Home Bots & BusinessSPS 2025: PLCopen advances open standards for PLCs, robots and process automation

SPS 2025: PLCopen advances open standards for PLCs, robots and process automation

A neutral standards body shaping global automation

by Marco van der Hoeven

During SPS 2025 in Nuremberg, Roeland Hagesteijn, managing director of PLCopen, delivered a clear message: open, vendor-neutral standards are essential to address the growing complexity of automation and the shortage of technical personnel. The Rocking Robots team spoke with him for this report from Nuremberg.

“PLCopen is a standardization organization, so we have nothing to sell,” he said. “We are a nonprofit organization, and together with our members – which are almost all the big players in industrial automation – we create specifications for programming a PLC.” Those specifications sit underneath a large part of today’s factory automation, particularly in motion control.

Training engineers on a common foundation

PLCopen’s motion control specification is widely adopted across different PLC brands. That directly supports the organisation’s core goal of interoperability. “If you know our trick, you can go and work for all these companies and all these factories,” Hagesteijn said. “You will not have to be retrained to learn new techniques and new programming methods.”

All PLCopen specifications are based on the IEC 61131-3 standard, which defines a limited set of programming languages and their structure. This gives engineers a consistent skillset independent of the vendor. “Once you know the PLC, you’ll know how it works in any factory in the world,” he said.
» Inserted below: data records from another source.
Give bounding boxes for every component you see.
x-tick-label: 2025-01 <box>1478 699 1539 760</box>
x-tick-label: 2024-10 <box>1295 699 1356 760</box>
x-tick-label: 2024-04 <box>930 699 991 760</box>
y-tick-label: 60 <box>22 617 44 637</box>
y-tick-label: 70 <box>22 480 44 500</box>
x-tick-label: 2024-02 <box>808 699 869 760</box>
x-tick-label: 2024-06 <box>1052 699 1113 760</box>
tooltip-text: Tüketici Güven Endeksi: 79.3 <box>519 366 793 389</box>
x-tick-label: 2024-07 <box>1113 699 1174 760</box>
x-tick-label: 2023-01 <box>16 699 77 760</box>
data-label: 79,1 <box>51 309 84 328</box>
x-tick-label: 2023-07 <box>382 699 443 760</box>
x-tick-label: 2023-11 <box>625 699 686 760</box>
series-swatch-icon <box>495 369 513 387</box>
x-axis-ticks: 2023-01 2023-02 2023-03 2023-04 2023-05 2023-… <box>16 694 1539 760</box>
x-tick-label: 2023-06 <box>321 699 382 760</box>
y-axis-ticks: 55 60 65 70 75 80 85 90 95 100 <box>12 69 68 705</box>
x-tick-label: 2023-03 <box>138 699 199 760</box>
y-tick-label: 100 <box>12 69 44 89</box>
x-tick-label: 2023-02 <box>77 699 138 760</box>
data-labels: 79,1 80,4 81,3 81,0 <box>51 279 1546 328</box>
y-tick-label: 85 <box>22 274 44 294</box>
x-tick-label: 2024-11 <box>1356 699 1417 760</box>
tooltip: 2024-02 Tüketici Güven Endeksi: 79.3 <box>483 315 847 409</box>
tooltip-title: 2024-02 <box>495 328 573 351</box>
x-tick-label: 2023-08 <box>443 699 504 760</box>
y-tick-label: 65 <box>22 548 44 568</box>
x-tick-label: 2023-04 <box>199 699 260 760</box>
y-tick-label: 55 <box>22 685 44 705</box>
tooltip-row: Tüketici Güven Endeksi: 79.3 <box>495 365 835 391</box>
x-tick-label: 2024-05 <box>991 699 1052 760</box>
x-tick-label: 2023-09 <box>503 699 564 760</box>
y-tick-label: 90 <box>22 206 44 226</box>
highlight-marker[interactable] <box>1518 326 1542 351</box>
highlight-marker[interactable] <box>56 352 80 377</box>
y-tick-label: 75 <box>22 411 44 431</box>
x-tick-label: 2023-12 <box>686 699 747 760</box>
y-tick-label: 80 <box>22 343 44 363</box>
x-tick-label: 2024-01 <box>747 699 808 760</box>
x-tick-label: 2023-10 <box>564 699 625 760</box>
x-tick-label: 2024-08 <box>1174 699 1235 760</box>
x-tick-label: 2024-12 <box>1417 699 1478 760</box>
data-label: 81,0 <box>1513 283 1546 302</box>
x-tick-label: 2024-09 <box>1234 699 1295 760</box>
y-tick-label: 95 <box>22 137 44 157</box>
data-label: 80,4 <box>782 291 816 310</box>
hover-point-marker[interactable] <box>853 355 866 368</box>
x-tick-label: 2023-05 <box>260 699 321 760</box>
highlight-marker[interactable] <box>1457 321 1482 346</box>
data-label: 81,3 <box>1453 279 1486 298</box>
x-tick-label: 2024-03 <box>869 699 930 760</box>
To strengthen that foundation, PLCopen released a new training guideline earlier this year that links its specifications more tightly to IEC 61131-3. “Everybody sees the threat of a lack of personnel or a lack of skilled personnel,” Hagesteijn noted. “Our training guideline will help solve a tiny piece of this puzzle by making sure we train the people in the right way.”

Entering the world of process automation

While PLCopen has long been strongest in discrete manufacturing, it is now expanding its efforts into process automation. Hagesteijn pointed to collaboration with the Open Process Automation Forum, a user-driven group involving major process control companies working on the Open Process Automation Standard.

“We are starting a new work group to build on what we have there and enhance the functionality of the standard,” he said. PLCopen’s role is to contribute PLC-related standardisation to a much larger initiative that aims to harmonise the entire process automation ecosystem.

New motion control release supports robot integration

For robotics specialists, Hagesteijn highlighted the latest update to the motion control portfolio. PLCopen has published a “release for comments” of the motion control Part 4 specification, which standardises communication between PLCs and robot controllers.

“We integrated the standard robot command interface,” he said. The goal is to remove the need for proprietary interfaces and to let traditional PLCs control complex robot movements reliably and consistently. “It enables a PLC controller – the old-fashioned PLC controller – to control robots and its complicated movements in automation.”

The draft specification can be downloaded from the PLCopen website. The organisation is inviting the global automation community to review and comment over the next three months. “Review it, give your comments, send it back to us,” Hagesteijn said. “That will make sure our product is the best we can deliver.”

Collaboration as the theme of SPS 2025

Asked about the main takeaway for SPS visitors, Hagesteijn pointed to a trend he sees across the industry. “Next to AI, which is the main topic everywhere, the main theme is collaboration,” he said. “No one company can do it all by themselves. We all need each other to find a way to do it together. Because on your own, you will never reach that future that we are longing for.”

By promoting shared, vendor-neutral standards across factory automation, robotics and now process automation, PLCopen aims to provide exactly the kind of collaborative foundation the industry needs.